For years, Brent Hecht, an associate professor at Northwestern University who studies AI ethics, felt like a voice crying in the wilderness. When he entered the field in 2008, “I recall just agonizing about how to get people to understand and be interested and get a sense of how powerful some of the risks [of AI research] could be,” he says.
To be sure, Hecht wasn’t—and isn’t—the only academic studying the societal impacts of AI. But the group is small. “In terms of responsible AI, it is a sideshow for most institutions,” Hecht says. But in the past few years, that has begun to change. The urgency of AI’s ethical reckoning has only increased since Minneapolis police killed George Floyd, shining a light on AI’s role in discriminatory police surveillance.
This year, for the first time, major AI conferences—the gatekeepers for publishing research—are forcing computer scientists to think about those consequences.
The Annual Conference on Neural Information Processing Systems will require a “broader impact statement” addressing the effect a piece of research might have on society.
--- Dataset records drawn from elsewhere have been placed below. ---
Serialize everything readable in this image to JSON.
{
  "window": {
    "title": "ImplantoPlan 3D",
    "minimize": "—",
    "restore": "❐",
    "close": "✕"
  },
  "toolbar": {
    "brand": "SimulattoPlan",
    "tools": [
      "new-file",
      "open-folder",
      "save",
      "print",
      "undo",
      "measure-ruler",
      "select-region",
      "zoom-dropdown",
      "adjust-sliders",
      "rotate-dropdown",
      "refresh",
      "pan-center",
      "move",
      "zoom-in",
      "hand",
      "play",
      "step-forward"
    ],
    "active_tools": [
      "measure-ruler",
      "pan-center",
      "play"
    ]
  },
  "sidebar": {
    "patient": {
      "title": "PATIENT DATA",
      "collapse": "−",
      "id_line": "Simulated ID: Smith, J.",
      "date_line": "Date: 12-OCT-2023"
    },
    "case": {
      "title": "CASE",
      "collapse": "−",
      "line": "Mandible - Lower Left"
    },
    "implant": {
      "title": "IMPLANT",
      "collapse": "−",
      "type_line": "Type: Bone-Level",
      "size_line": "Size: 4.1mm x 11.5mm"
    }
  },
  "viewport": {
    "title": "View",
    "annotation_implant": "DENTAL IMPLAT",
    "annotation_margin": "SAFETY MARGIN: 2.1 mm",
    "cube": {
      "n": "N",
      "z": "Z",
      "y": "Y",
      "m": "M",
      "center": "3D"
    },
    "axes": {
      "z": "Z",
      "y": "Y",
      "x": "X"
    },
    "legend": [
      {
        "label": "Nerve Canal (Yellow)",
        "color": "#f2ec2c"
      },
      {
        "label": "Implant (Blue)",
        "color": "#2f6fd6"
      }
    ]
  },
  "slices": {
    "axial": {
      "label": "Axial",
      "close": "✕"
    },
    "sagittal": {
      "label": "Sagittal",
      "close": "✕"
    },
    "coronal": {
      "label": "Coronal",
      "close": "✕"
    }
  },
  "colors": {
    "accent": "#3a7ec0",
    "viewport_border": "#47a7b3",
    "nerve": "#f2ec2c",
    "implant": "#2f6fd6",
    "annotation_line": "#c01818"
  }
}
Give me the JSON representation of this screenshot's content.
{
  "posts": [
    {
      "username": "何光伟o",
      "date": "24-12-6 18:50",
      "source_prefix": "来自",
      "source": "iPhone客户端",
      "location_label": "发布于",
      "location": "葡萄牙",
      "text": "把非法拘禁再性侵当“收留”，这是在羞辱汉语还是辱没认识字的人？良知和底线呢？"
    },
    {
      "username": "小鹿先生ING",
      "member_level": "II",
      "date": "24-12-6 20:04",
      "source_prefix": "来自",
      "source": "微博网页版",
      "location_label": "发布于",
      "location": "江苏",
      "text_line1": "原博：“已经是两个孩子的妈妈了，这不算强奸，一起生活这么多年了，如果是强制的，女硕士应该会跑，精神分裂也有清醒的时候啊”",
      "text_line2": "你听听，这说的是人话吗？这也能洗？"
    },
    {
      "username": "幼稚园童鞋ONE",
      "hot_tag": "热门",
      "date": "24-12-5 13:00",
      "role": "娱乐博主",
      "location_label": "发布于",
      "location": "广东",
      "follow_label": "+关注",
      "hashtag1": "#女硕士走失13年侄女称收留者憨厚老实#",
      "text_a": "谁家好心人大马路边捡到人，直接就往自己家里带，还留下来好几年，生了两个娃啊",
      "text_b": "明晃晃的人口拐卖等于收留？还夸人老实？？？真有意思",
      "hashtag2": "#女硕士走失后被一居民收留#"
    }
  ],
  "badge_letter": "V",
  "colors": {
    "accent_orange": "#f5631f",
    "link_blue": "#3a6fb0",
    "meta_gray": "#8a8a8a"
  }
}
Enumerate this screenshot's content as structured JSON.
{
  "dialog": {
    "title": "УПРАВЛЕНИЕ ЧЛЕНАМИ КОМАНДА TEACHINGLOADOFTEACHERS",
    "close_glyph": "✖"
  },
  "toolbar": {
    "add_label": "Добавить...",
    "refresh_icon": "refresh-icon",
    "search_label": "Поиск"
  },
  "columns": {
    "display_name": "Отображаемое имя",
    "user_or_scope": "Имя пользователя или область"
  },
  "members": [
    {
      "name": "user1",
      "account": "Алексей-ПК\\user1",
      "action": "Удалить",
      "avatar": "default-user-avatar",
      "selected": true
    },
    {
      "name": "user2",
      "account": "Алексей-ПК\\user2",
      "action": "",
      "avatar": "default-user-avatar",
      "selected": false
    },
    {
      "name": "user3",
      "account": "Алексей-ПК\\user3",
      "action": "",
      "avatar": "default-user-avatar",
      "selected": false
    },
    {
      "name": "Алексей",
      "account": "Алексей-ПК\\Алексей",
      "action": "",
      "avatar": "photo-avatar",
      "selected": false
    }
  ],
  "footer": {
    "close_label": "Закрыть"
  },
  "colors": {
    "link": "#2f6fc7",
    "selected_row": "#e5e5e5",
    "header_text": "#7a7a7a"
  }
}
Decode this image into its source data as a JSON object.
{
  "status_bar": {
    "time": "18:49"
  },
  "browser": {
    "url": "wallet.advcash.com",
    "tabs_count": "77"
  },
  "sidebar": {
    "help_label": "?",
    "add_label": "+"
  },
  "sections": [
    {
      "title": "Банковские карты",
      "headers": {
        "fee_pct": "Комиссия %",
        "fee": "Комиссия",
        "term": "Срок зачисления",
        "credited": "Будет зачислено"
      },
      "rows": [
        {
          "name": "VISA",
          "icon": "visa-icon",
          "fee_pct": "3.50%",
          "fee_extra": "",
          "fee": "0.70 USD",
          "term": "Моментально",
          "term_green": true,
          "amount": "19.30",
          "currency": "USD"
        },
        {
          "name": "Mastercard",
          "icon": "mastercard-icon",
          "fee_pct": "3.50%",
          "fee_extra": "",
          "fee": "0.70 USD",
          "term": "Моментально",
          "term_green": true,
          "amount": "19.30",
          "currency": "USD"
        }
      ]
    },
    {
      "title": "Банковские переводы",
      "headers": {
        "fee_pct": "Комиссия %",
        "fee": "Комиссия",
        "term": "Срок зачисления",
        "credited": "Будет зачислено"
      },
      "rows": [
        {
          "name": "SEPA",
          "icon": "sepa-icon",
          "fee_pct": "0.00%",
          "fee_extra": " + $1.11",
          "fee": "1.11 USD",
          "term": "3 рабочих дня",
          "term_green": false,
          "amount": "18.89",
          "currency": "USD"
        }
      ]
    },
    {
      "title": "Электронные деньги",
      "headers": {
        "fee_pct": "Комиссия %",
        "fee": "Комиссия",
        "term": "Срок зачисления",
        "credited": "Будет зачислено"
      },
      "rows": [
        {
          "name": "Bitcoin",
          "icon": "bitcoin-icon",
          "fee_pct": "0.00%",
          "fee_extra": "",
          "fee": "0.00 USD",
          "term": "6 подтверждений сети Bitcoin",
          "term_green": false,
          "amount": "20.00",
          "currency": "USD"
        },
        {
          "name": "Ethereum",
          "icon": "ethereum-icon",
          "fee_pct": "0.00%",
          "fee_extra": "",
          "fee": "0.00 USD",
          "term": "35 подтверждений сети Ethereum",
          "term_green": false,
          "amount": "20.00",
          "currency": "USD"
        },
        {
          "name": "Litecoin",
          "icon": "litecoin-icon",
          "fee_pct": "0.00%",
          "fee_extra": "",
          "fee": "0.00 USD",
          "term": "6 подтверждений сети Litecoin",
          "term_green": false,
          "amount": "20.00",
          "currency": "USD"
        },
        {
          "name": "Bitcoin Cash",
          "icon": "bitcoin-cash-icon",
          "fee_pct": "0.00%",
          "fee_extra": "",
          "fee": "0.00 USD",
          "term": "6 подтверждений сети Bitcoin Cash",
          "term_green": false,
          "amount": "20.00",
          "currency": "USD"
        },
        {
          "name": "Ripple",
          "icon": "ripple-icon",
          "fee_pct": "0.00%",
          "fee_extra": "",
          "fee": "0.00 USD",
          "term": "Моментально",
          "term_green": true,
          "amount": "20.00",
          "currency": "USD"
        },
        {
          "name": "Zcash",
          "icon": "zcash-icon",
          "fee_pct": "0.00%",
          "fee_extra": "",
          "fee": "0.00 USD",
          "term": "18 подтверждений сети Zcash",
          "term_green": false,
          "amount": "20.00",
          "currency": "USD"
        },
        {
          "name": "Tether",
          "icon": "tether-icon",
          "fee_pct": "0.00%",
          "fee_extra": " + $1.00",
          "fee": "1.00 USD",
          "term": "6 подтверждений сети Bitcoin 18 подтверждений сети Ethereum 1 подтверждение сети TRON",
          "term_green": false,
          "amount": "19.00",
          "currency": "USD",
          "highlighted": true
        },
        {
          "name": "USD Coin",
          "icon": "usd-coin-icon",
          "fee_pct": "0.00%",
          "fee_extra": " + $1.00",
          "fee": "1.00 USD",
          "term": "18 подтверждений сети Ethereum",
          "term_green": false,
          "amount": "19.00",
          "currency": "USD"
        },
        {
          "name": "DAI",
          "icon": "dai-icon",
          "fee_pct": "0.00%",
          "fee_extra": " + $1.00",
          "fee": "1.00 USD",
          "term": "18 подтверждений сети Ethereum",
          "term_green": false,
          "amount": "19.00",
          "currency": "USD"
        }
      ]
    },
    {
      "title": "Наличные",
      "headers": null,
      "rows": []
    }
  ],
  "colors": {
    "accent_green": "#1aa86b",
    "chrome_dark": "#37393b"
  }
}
The Conference on Empirical Methods in Natural Language Processing will begin rejecting papers on ethical grounds. Others have emphasized their voluntary guidelines.
The new standards follow the publication of several ethically dubious papers. Microsoft collaborated with researchers at Beihang University to algorithmically generate fake comments on news stories. Harrisburg University researchers developed a tool to predict the likelihood someone will commit a crime based on their face. Researchers clashed on Twitter over the wisdom of publishing these and other papers.
“The research community is beginning to acknowledge that we have some level of responsibility for how these systems are used,” says Inioluwa Raji, a tech fellow at NYU’s AI Now Institute. Scientists have an obligation to think about applications and consider restricting research, she says, especially in fields like facial recognition with a high potential for misuse.
The impacts of academic ethics requirements are likely to extend beyond the ivory tower.
“There is just about no buffer between what happens at conferences and what happens in real life,” says Emily M. Bender, a computational linguistics professor at the University of Washington. Much of the work published at conferences comes from industry labs, not academia, she points out. Plus, a movement toward open-source code means that tools “could be picked up by an enterprising startup and funded by venture capitalists who are not very well versed, perhaps, in thinking through [ethical] issues.”
Bender, Raji, Hecht, and others have called for safeguards to head off perilous AI applications. Hecht, who helped lay the groundwork for impact statement requirements in 2018, argued that proposals for research funding should include a similar section on potential harms. Bender has called for statements that explain the biases embedded in the data used to train AI models. Raji and others advocated for transparency about models’ performance across demographic lines like race, gender, or age.
Ultimately, Hecht says the goal is to establish incentives to perform ethical research. Because publications have a direct impact on researchers’ careers, Hecht says changing paper standards could bend the direction of AI research.
“If you’re having to present work that over and over again has negative impacts that are made transparent though that statement,” Hecht says, “I think that’s going to affect people’s decisions.”